Transak automates fiat payments for users buying crypto, connecting to debit and credit cards, bank transfer and Apple Pay and Google Pay. It also connects with blockchains on the other side of the transaction such as Ethereum, Polygon and Avalanche.

Since it provides payment services, Transak also competes with some other payment providers. But Transak is not seeking to become a payment acquirer like Adyen or Stripe in traditional payments, Start said. Instead, Transak wants to remain the “merchant of record” — Transak’s name will show up on your credit card bill, not the crypto wallet or game that you’re using the crypto for.

This is a seemingly small but significant difference in the strategies of companies taking on crypto payments. It determines who has the direct relationship with the customer, who is responsible for customer service and complaints and who is handling more or less of the transaction.

Stripe has focused on extending offerings popular with conventional fintech app-makers, like identity checks and payouts, to crypto developers. The pitch is similar, too, with Stripe promising that customers can “stay focused on building your wallet and DeFi products.”
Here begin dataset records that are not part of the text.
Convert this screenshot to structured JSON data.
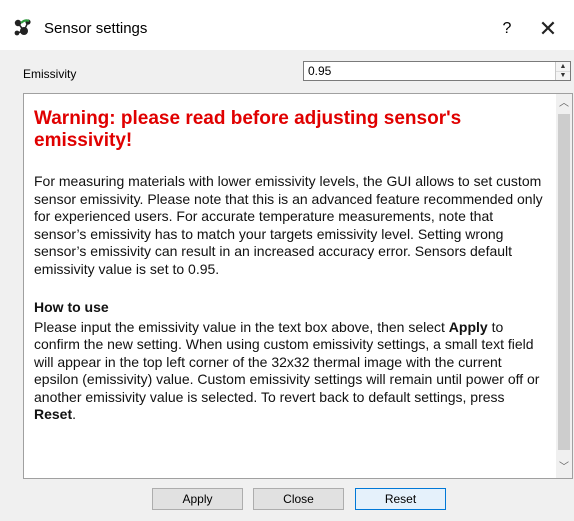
{
  "window": {
    "title": "Sensor settings",
    "help_label": "?",
    "close_label": "✕"
  },
  "emissivity": {
    "label": "Emissivity",
    "value": "0.95"
  },
  "info": {
    "warning": "Warning: please read before adjusting sensor's emissivity!",
    "paragraph": "For measuring materials with lower emissivity levels, the GUI allows to set custom sensor emissivity. Please note that this is an advanced feature recommended only for experienced users. For accurate temperature measurements, note that sensor’s emissivity has to match your targets emissivity level. Setting wrong sensor’s emissivity can result in an increased accuracy error. Sensors default emissivity value is set to 0.95.",
    "howto_title": "How to use",
    "howto_part1": "Please input the emissivity value in the text box above, then select ",
    "howto_apply": "Apply",
    "howto_part2": " to confirm the new setting. When using custom emissivity settings, a small text field will appear in the top left corner of the 32x32 thermal image with the current epsilon (emissivity) value. Custom emissivity settings will remain until power off or another emissivity value is selected. To revert back to default settings, press ",
    "howto_reset": "Reset",
    "howto_end": "."
  },
  "buttons": {
    "apply": "Apply",
    "close": "Close",
    "reset": "Reset"
  },
  "colors": {
    "warning": "#e00000",
    "dialog_bg": "#f0f0f0",
    "focus_border": "#0078d7"
  }
}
Plaid, another company catering to fintech, has also courted crypto business for payments and identity verification. It signed up Circle in September as a customer for its ACH payments service, and later added Cabital as a customer.

Europe’s compliance push

The MiCA bill is an example of the types of regulatory issues that crypto companies need to navigate, which Transak and others are hoping to build their businesses on.
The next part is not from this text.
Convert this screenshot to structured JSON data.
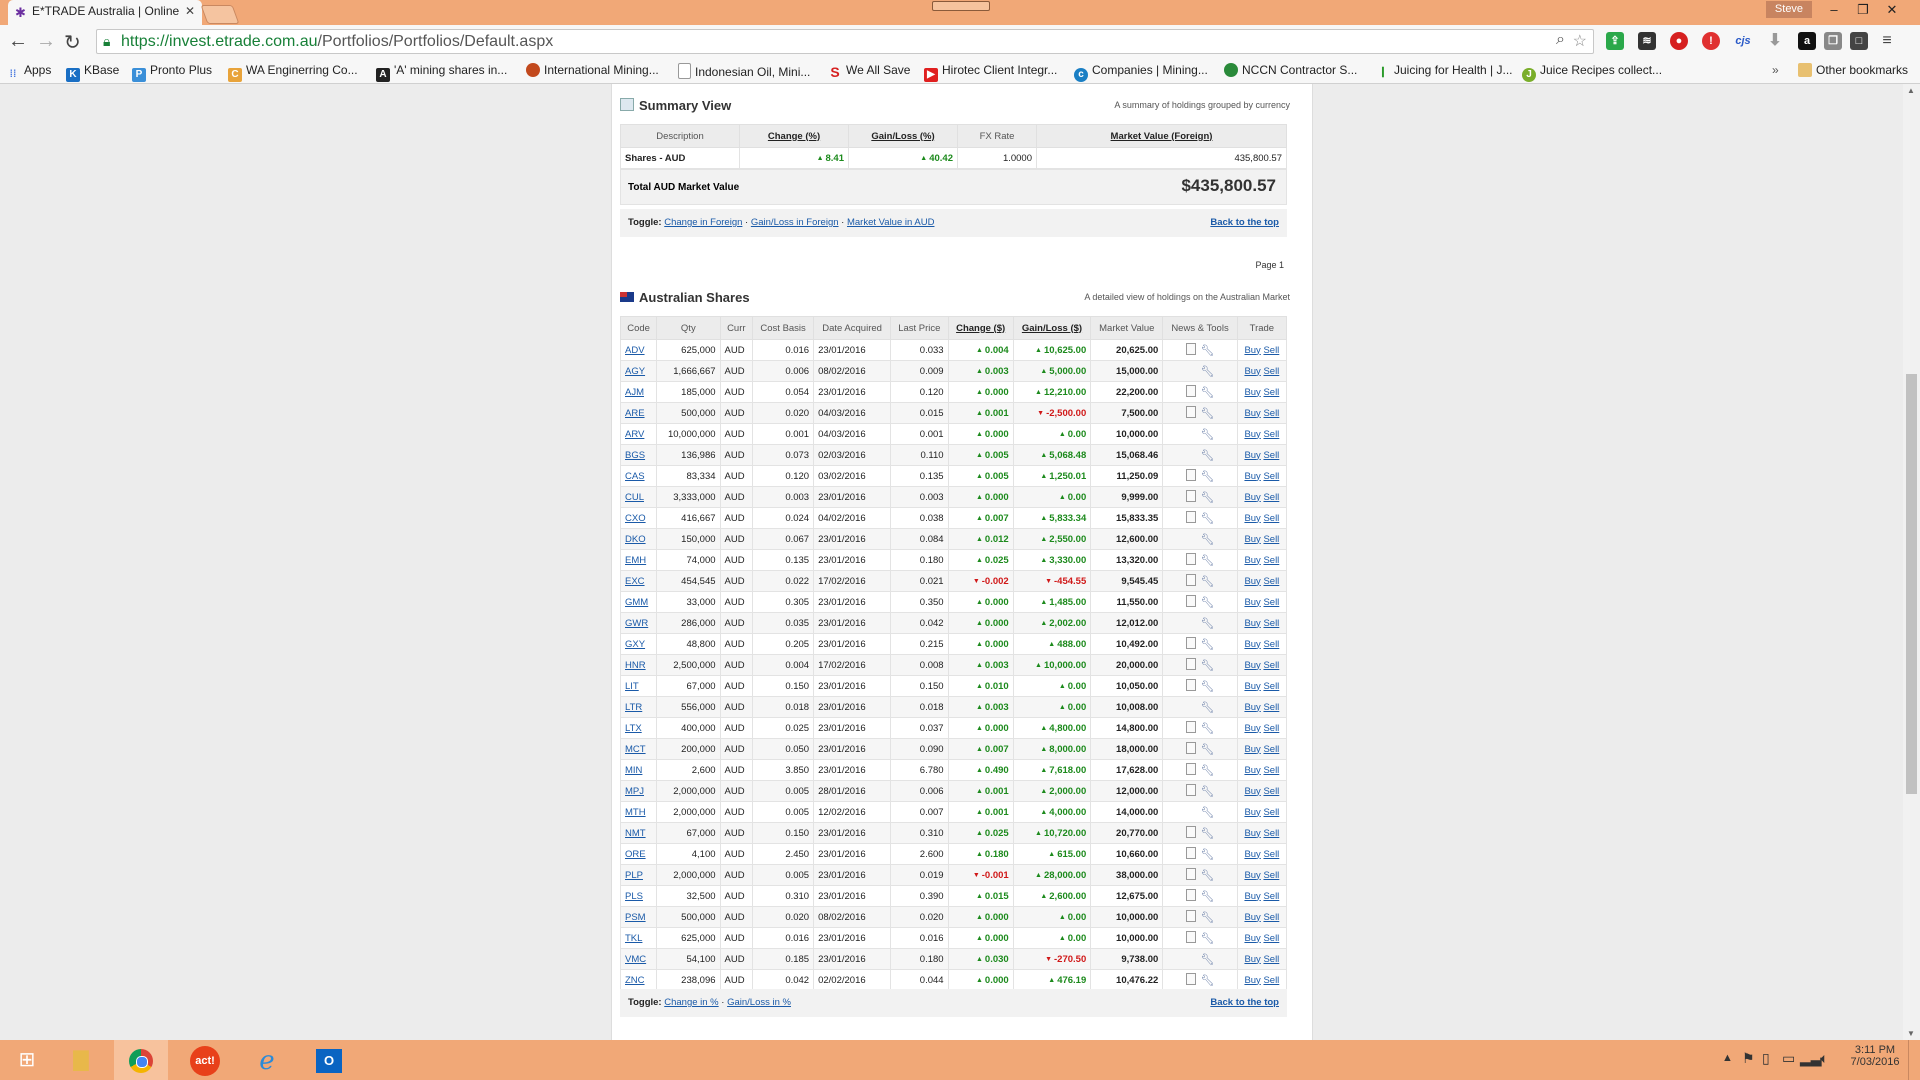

The provisional MiCA agreement and a related update to fund-transfer rules would extend existing regulations to digital assets and require crypto firms to collect information and personal data on transactions regardless of size.

The changes would beef up KYC and AML rules for crypto. The crypto industry has come out against it, but it appears to be moving toward final passage.

The MiCA bill would provide similar regulation across the EU, which is currently missing, said James Young, head of compliance at Transak. “At present, there is no harmonized regulatory framework in the EU for crypto asset service providers,” he said. “MiCA introduces this framework, which I am sure will be welcomed by many firms who wish to expand into the EU without having to apply to each local regulatory authority.”

The U.S. is not as far along in developing a regulatory framework for crypto, but provisions of the Lummis-Gillibrand bill would bring crypto under the oversight of existing agencies, along with their existing requirements. And the crypto industry has been developing its own compliance standards for requirements like the Travel Rule. Other jurisdictions like India, the U.K. and Singapore are moving to impose their own requirements.

It’s not clear how a prolonged crypto winter might affect demand for these products, but even skeptical regulators are behaving as if they think digital assets are here to stay. That, along with the complexity of keeping up with regulations around the world, will provide a strong tailwind for companies that promise to take the chore of compliance off of customers’ hands.